Uncertainty - CS50AI Lecture 2

Probability Theory:

In a dice, there are 6 possible worlds: 1, 2, 3, 4, 5, and 6. Each world has a probability of being true and we can represent both the world and its probability by doing the following.

$\omega$ -> A possible world
$\Omega$ -> The probability of world $\omega$ being true where
0 ≤ P( $\omega$ ) ≤ 1.

The sum of all P( $\omega$ ) has to be equal to 1. Logically, this tells us that something thing will be true.

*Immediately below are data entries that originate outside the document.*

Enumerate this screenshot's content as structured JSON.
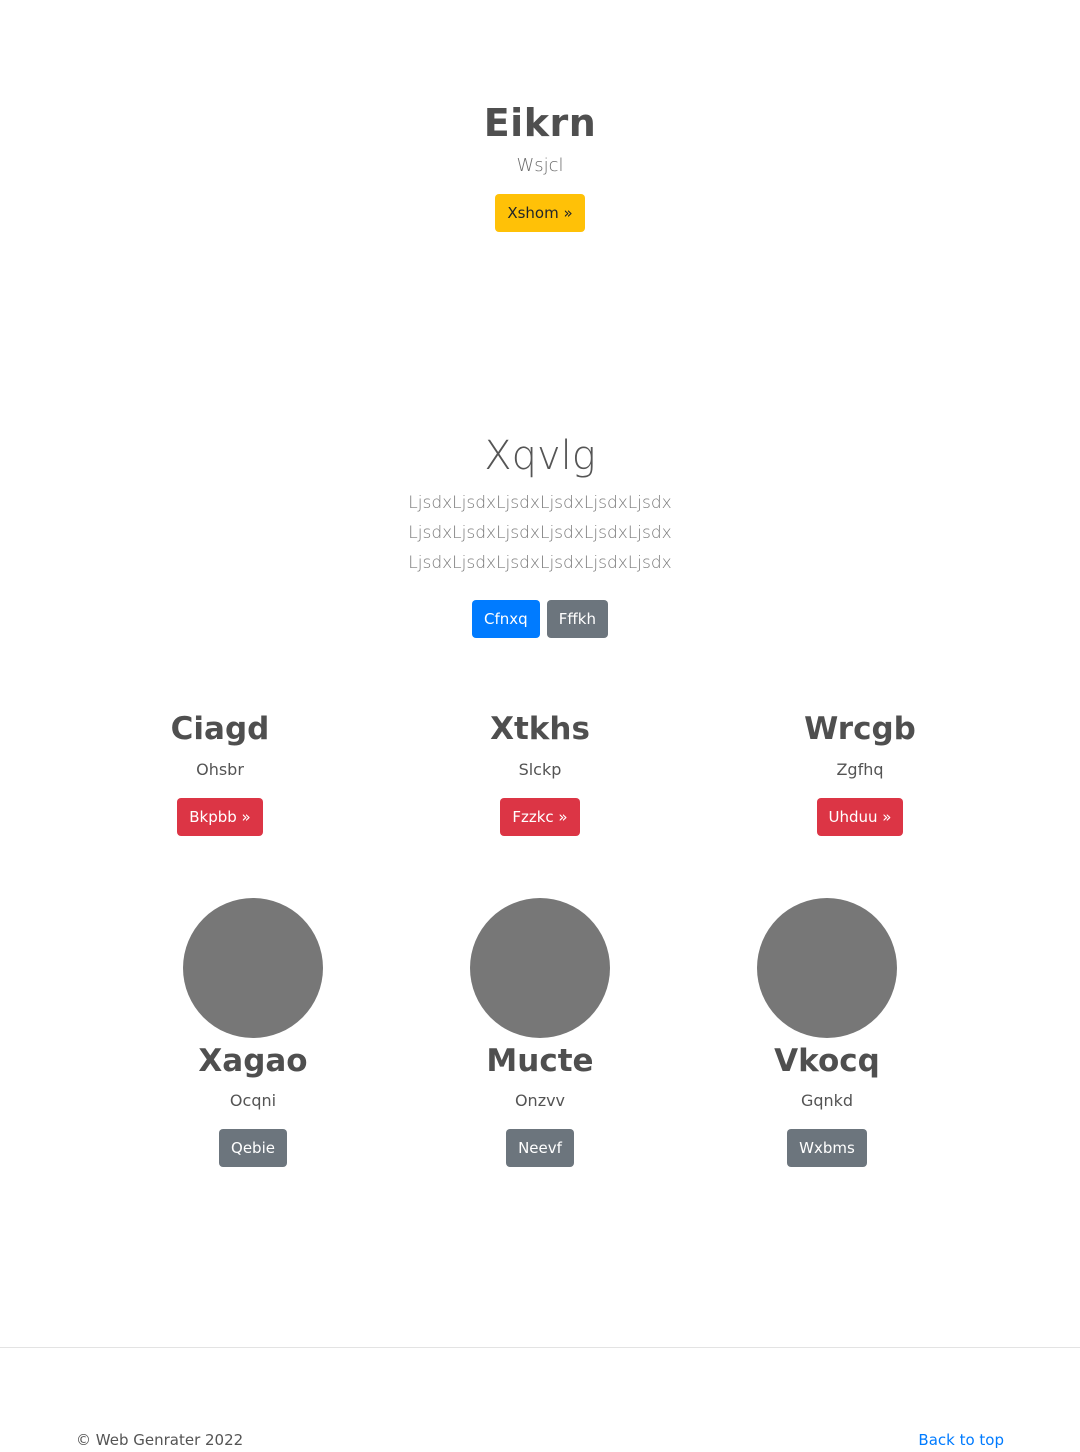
{
  "hero": {
    "title": "Eikrn",
    "subtitle": "Wsjcl",
    "button_label": "Xshom »"
  },
  "jumbotron": {
    "title": "Xqvlg",
    "lead": "LjsdxLjsdxLjsdxLjsdxLjsdxLjsdx LjsdxLjsdxLjsdxLjsdxLjsdxLjsdx LjsdxLjsdxLjsdxLjsdxLjsdxLjsdx",
    "primary_label": "Cfnxq",
    "secondary_label": "Fffkh"
  },
  "features": [
    {
      "title": "Ciagd",
      "text": "Ohsbr",
      "button_label": "Bkpbb »"
    },
    {
      "title": "Xtkhs",
      "text": "Slckp",
      "button_label": "Fzzkc »"
    },
    {
      "title": "Wrcgb",
      "text": "Zgfhq",
      "button_label": "Uhduu »"
    }
  ],
  "team": [
    {
      "name": "Xagao",
      "text": "Ocqni",
      "button_label": "Qebie"
    },
    {
      "name": "Mucte",
      "text": "Onzvv",
      "button_label": "Neevf"
    },
    {
      "name": "Vkocq",
      "text": "Gqnkd",
      "button_label": "Wxbms"
    }
  ],
  "footer": {
    "copyright": "© Web Genrater 2022",
    "back_to_top": "Back to top"
  },
  "colors": {
    "warning": "#ffc107",
    "primary": "#007bff",
    "secondary": "#6c757d",
    "danger": "#dc3545",
    "avatar": "#777777"
  }
}
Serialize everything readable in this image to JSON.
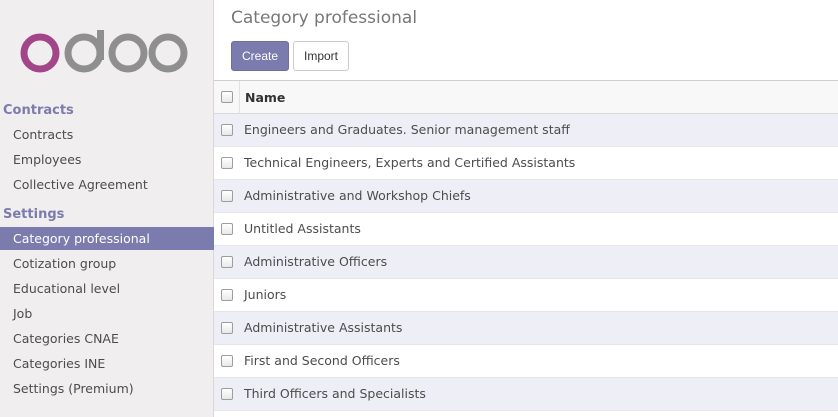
{
  "brand": {
    "logo_text": "odoo",
    "accent_color": "#7c7bad",
    "logo_o_color": "#a24689",
    "logo_gray_color": "#8f8f8f"
  },
  "sidebar": {
    "sections": [
      {
        "title": "Contracts",
        "items": [
          {
            "label": "Contracts",
            "active": false
          },
          {
            "label": "Employees",
            "active": false
          },
          {
            "label": "Collective Agreement",
            "active": false
          }
        ]
      },
      {
        "title": "Settings",
        "items": [
          {
            "label": "Category professional",
            "active": true
          },
          {
            "label": "Cotization group",
            "active": false
          },
          {
            "label": "Educational level",
            "active": false
          },
          {
            "label": "Job",
            "active": false
          },
          {
            "label": "Categories CNAE",
            "active": false
          },
          {
            "label": "Categories INE",
            "active": false
          },
          {
            "label": "Settings (Premium)",
            "active": false
          }
        ]
      }
    ]
  },
  "header": {
    "title": "Category professional",
    "create_label": "Create",
    "import_label": "Import"
  },
  "table": {
    "columns": [
      "Name"
    ],
    "rows": [
      "Engineers and Graduates. Senior management staff",
      "Technical Engineers, Experts and Certified Assistants",
      "Administrative and Workshop Chiefs",
      "Untitled Assistants",
      "Administrative Officers",
      "Juniors",
      "Administrative Assistants",
      "First and Second Officers",
      "Third Officers and Specialists"
    ]
  }
}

In the dice example, it is guaranteed that we will get a number $x$ where 1 ≤ $x$ ≤ 6. We can represent this with the equation:

$\sum_{\omega \in \Omega} P(\omega) = 1$

Tthe sum of the probabilities of all possible worlds will be equal to 1.

In a more complex model, it's not always the case that each world is equally as likely.
Example:

In this example, although each world is equally likely(a combination of dice rolls), the sum of the rolls are not. There are 6 possible worlds where 7 is the sum but only 1 possible world where the sum is 12. We can represent this using the following.

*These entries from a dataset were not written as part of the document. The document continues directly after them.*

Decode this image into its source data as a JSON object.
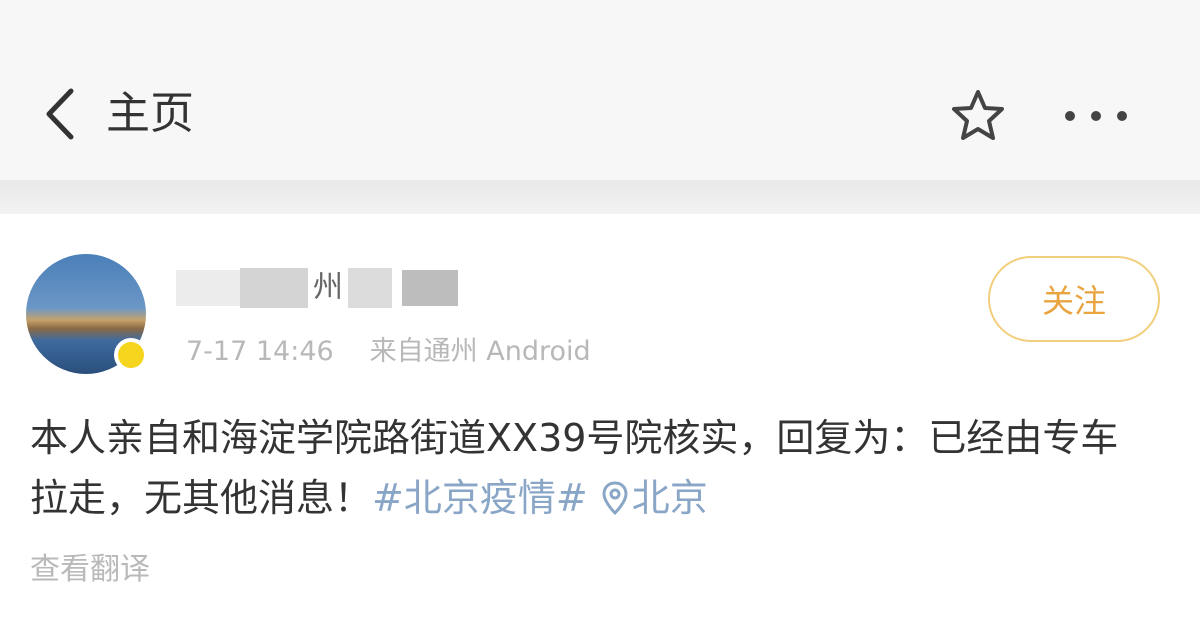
{
  "header": {
    "back_icon": "chevron-left-icon",
    "title": "主页",
    "favorite_icon": "star-icon",
    "more_icon": "more-horizontal-icon"
  },
  "post": {
    "username": "州",
    "meta": {
      "time": "7-17 14:46",
      "source": "来自通州 Android"
    },
    "follow_label": "关注",
    "text": "本人亲自和海淀学院路街道XX39号院核实，回复为：已经由专车拉走，无其他消息！",
    "hashtag": "#北京疫情#",
    "location_icon": "location-pin-icon",
    "location": "北京",
    "translate_label": "查看翻译"
  },
  "colors": {
    "header_bg": "#f7f7f7",
    "link": "#8aa6c7",
    "follow": "#e9a43f",
    "badge": "#f5d51e"
  }
}
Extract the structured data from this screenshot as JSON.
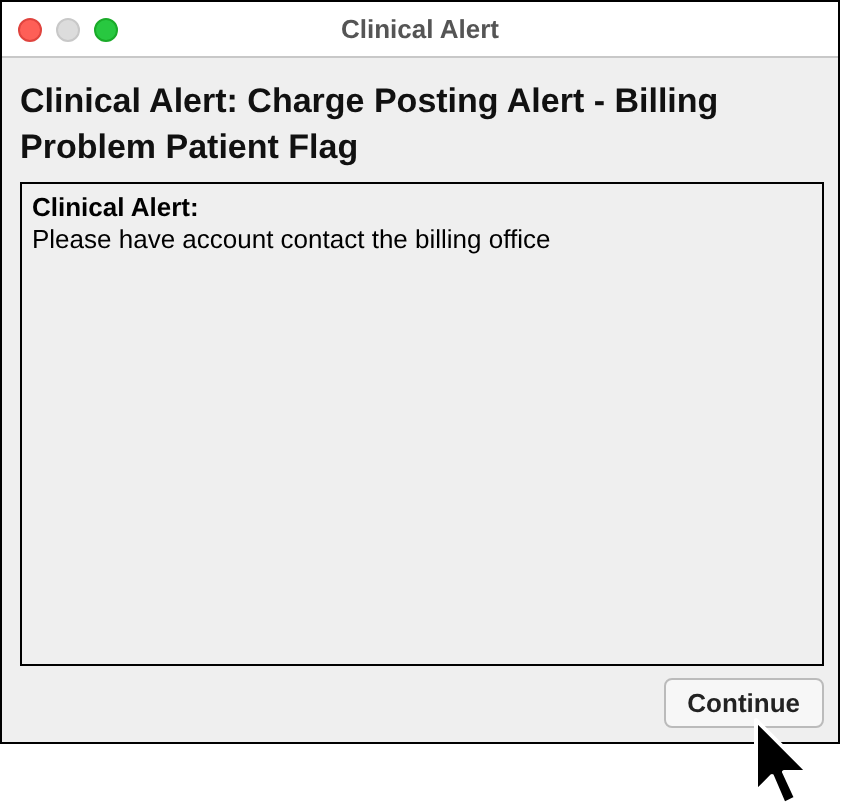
{
  "window": {
    "title": "Clinical Alert"
  },
  "heading": "Clinical Alert: Charge Posting Alert - Billing Problem Patient Flag",
  "message": {
    "label": "Clinical Alert:",
    "text": "Please have account contact the billing office"
  },
  "buttons": [
    "Continue"
  ]
}
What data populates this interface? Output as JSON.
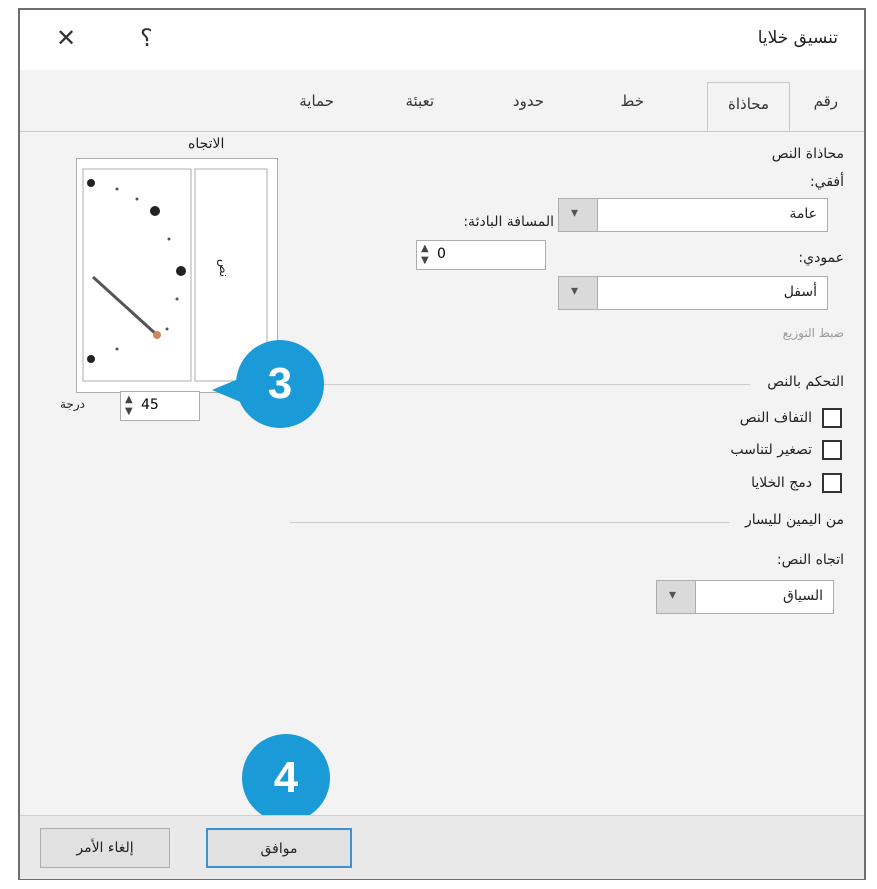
{
  "dialog": {
    "title": "تنسيق خلايا",
    "close_glyph": "✕",
    "help_glyph": "؟"
  },
  "tabs": [
    {
      "label": "رقم"
    },
    {
      "label": "محاذاة"
    },
    {
      "label": "خط"
    },
    {
      "label": "حدود"
    },
    {
      "label": "تعبئة"
    },
    {
      "label": "حماية"
    }
  ],
  "text_alignment": {
    "section": "محاذاة النص",
    "horizontal_label": "أفقي:",
    "horizontal_value": "عامة",
    "vertical_label": "عمودي:",
    "vertical_value": "أسفل",
    "indent_label": "المسافة البادئة:",
    "indent_value": "0",
    "justify_distributed": "ضبط التوزيع"
  },
  "text_control": {
    "section": "التحكم بالنص",
    "options": [
      {
        "label": "التفاف النص",
        "checked": false
      },
      {
        "label": "تصغير لتناسب",
        "checked": false
      },
      {
        "label": "دمج الخلايا",
        "checked": false
      }
    ]
  },
  "rtl": {
    "section": "من اليمين لليسار",
    "direction_label": "اتجاه النص:",
    "direction_value": "السياق"
  },
  "orientation": {
    "section": "الاتجاه",
    "vertical_text": "نص",
    "degrees_value": "45",
    "degrees_label": "درجة"
  },
  "callouts": {
    "step3": "3",
    "step4": "4"
  },
  "buttons": {
    "ok": "موافق",
    "cancel": "إلغاء الأمر"
  },
  "colors": {
    "accent": "#1a9ad6",
    "focus_border": "#3f8fd2"
  }
}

$P(12) = \frac{1}{36}$ Only 1 out of the 36 worlds have a sum of 12.
$P(7) = \frac{6}{36} = \frac{1}{6}$ 6 worlds have a sum of 12.

Unconditional Probability:

Degree of belief in a proposition in the absence of any other evidence.

Conditional Probability:

Degree of belief in a proposition given some evidence that has already been revealed.

Probability that $a$ is true given $b$ .
$P(a | b)$

All cases where a and b are true with the exception of b being true.

$P(a | b) = \frac{P(a \verb|∧| b)}{P(b)}$

or,

$P(a \verb|∧| b) = P(a | b)*P(b)$

Example: In the image above, the probability of the sum being 12 given a red die with value 6.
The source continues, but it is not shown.